Sultan Syarif Kasim II dan Bergabung dengan Indonesia

Setelah Sultan Hasyim wafat, putranya Sultan Syarif Kasim II melanjutkan kepemimpinan. Pada masa kemerdekaan Indonesia, Sultan Syarif Kasim II mengibarkan bendera merah putih di Istana Siak dan bergabung dengan Republik Indonesia. Beliau menyerahkan mahkota kerajaan serta uang sebesar sepuluh ribu gulden kepada pemerintah Indonesia.

Istana Siak sebagai Destinasi Wisata Sejarah

Saat ini, Istana Siak Sri Indrapura berfungsi sebagai destinasi wisata sejarah di Provinsi Riau. Bangunan dua lantai dengan arsitektur yang menggabungkan gaya Melayu, Arab, dan Eropa ini memiliki 15 ruangan. Lantai pertama digunakan untuk sidang dan menerima tamu, sementara lantai kedua berfungsi sebagai tempat peristirahatan Sultan dan tamu kerajaan. Istana ini juga menjadi museum yang menyimpan benda-benda peninggalan Kerajaan Siak.

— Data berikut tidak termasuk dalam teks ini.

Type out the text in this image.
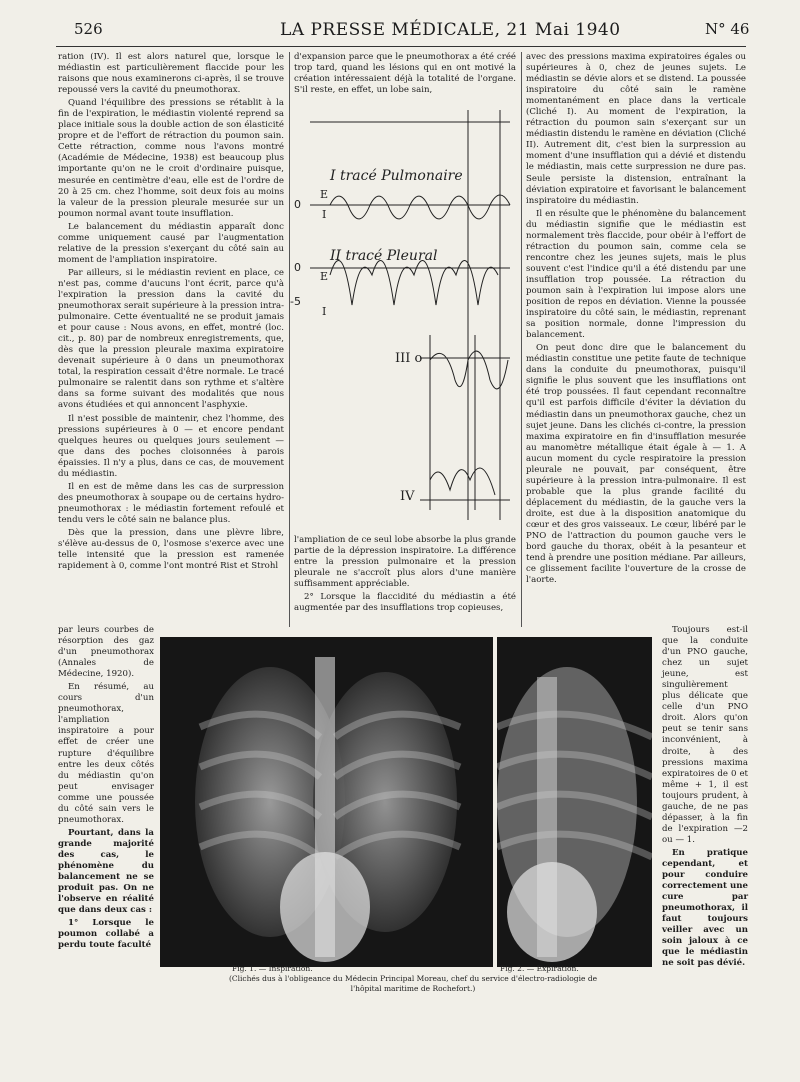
526	LA PRESSE MÉDICALE, 21 Mai 1940	N° 46

ration (IV). Il est alors naturel que, lorsque le médiastin est particulièrement flaccide pour les raisons que nous examinerons ci-après, il se trouve repoussé vers la cavité du pneumothorax.

Quand l'équilibre des pressions se rétablit à la fin de l'expiration, le médiastin violenté reprend sa place initiale sous la double action de son élasticité propre et de l'effort de rétraction du poumon sain. Cette rétraction, comme nous l'avons montré (Académie de Médecine, 1938) est beaucoup plus importante qu'on ne le croit d'ordinaire puisque, mesurée en centimètre d'eau, elle est de l'ordre de 20 à 25 cm. chez l'homme, soit deux fois au moins la valeur de la pression pleurale mesurée sur un poumon normal avant toute insufflation.

Le balancement du médiastin apparaît donc comme uniquement causé par l'augmentation relative de la pression s'exerçant du côté sain au moment de l'ampliation inspiratoire.

Par ailleurs, si le médiastin revient en place, ce n'est pas, comme d'aucuns l'ont écrit, parce qu'à l'expiration la pression dans la cavité du pneumothorax serait supérieure à la pression intra-pulmonaire. Cette éventualité ne se produit jamais et pour cause : Nous avons, en effet, montré (loc. cit., p. 80) par de nombreux enregistrements, que, dès que la pression pleurale maxima expiratoire devenait supérieure à 0 dans un pneumothorax total, la respiration cessait d'être normale. Le tracé pulmonaire se ralentit dans son rythme et s'altère dans sa forme suivant des modalités que nous avons étudiées et qui annoncent l'asphyxie.

Il n'est possible de maintenir, chez l'homme, des pressions supérieures à 0 — et encore pendant quelques heures ou quelques jours seulement — que dans des poches cloisonnées à parois épaissies. Il n'y a plus, dans ce cas, de mouvement du médiastin.

Il en est de même dans les cas de surpression des pneumothorax à soupape ou de certains hydro-pneumothorax : le médiastin fortement refoulé et tendu vers le côté sain ne balance plus.

Dès que la pression, dans une plèvre libre, s'élève au-dessus de 0, l'osmose s'exerce avec une telle intensité que la pression est ramenée rapidement à 0, comme l'ont montré Rist et Strohl

par leurs courbes de résorption des gaz d'un pneumothorax (Annales de Médecine, 1920).

En résumé, au cours d'un pneumothorax, l'ampliation inspiratoire a pour effet de créer une rupture d'équilibre entre les deux côtés du médiastin qu'on peut envisager comme une poussée du côté sain vers le pneumothorax.

Pourtant, dans la grande majorité des cas, le phénomène du balancement ne se produit pas. On ne l'observe en réalité que dans deux cas :

1° Lorsque le poumon collabé a perdu toute faculté

d'expansion parce que le pneumothorax a été créé trop tard, quand les lésions qui en ont motivé la création intéressaient déjà la totalité de l'organe. S'il reste, en effet, un lobe sain,

I tracé Pulmonaire
II tracé Pleural
III o
IV
0
0
-5
E
I
E
I

l'ampliation de ce seul lobe absorbe la plus grande partie de la dépression inspiratoire. La différence entre la pression pulmonaire et la pression pleurale ne s'accroît plus alors d'une manière suffisamment appréciable.

2° Lorsque la flaccidité du médiastin a été augmentée par des insufflations trop copieuses,

avec des pressions maxima expiratoires égales ou supérieures à 0, chez de jeunes sujets. Le médiastin se dévie alors et se distend. La poussée inspiratoire du côté sain le ramène momentanément en place dans la verticale (Cliché I). Au moment de l'expiration, la rétraction du poumon sain s'exerçant sur un médiastin distendu le ramène en déviation (Cliché II). Autrement dit, c'est bien la surpression au moment d'une insufflation qui a dévié et distendu le médiastin, mais cette surpression ne dure pas. Seule persiste la distension, entraînant la déviation expiratoire et favorisant le balancement inspiratoire du médiastin.

Il en résulte que le phénomène du balancement du médiastin signifie que le médiastin est normalement très flaccide, pour obéir à l'effort de rétraction du poumon sain, comme cela se rencontre chez les jeunes sujets, mais le plus souvent c'est l'indice qu'il a été distendu par une insufflation trop poussée. La rétraction du poumon sain à l'expiration lui impose alors une position de repos en déviation. Vienne la poussée inspiratoire du côté sain, le médiastin, reprenant sa position normale, donne l'impression du balancement.

On peut donc dire que le balancement du médiastin constitue une petite faute de technique dans la conduite du pneumothorax, puisqu'il signifie le plus souvent que les insufflations ont été trop poussées. Il faut cependant reconnaître qu'il est parfois difficile d'éviter la déviation du médiastin dans un pneumothorax gauche, chez un sujet jeune. Dans les clichés ci-contre, la pression maxima expiratoire en fin d'insufflation mesurée au manomètre métallique était égale à — 1. A aucun moment du cycle respiratoire la pression pleurale ne pouvait, par conséquent, être supérieure à la pression intra-pulmonaire. Il est probable que la plus grande facilité du déplacement du médiastin, de la gauche vers la droite, est due à la disposition anatomique du cœur et des gros vaisseaux. Le cœur, libéré par le PNO de l'attraction du poumon gauche vers le bord gauche du thorax, obéit à la pesanteur et tend à prendre une position médiane. Par ailleurs, ce glissement facilite l'ouverture de la crosse de l'aorte.

Toujours est-il que la conduite d'un PNO gauche, chez un sujet jeune, est singulièrement plus délicate que celle d'un PNO droit. Alors qu'on peut se tenir sans inconvénient, à droite, à des pressions maxima expiratoires de 0 et même + 1, il est toujours prudent, à gauche, de ne pas dépasser, à la fin de l'expiration —2 ou — 1.

En pratique cependant, et pour conduire correctement une cure par pneumothorax, il faut toujours veiller avec un soin jaloux à ce que le médiastin ne soit pas dévié.

Fig. 1. — Inspiration.	Fig. 2. — Expiration.
(Clichés dus à l'obligeance du Médecin Principal Moreau, chef du service d'électro-radiologie de l'hôpital maritime de Rochefort.)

Transformasi Kabupaten Siak

Pada awal pemerintahan Republik Indonesia, Kabupaten Siak merupakan Wilayah Kewedanan Siak di bawah Kabupaten Bengkalis. Statusnya berubah menjadi kecamatan dan kemudian, pada tahun 1999, menjadi Kabupaten Siak dengan ibukota Siak Sri Indrapura berdasarkan UU No. 53 Tahun 1999.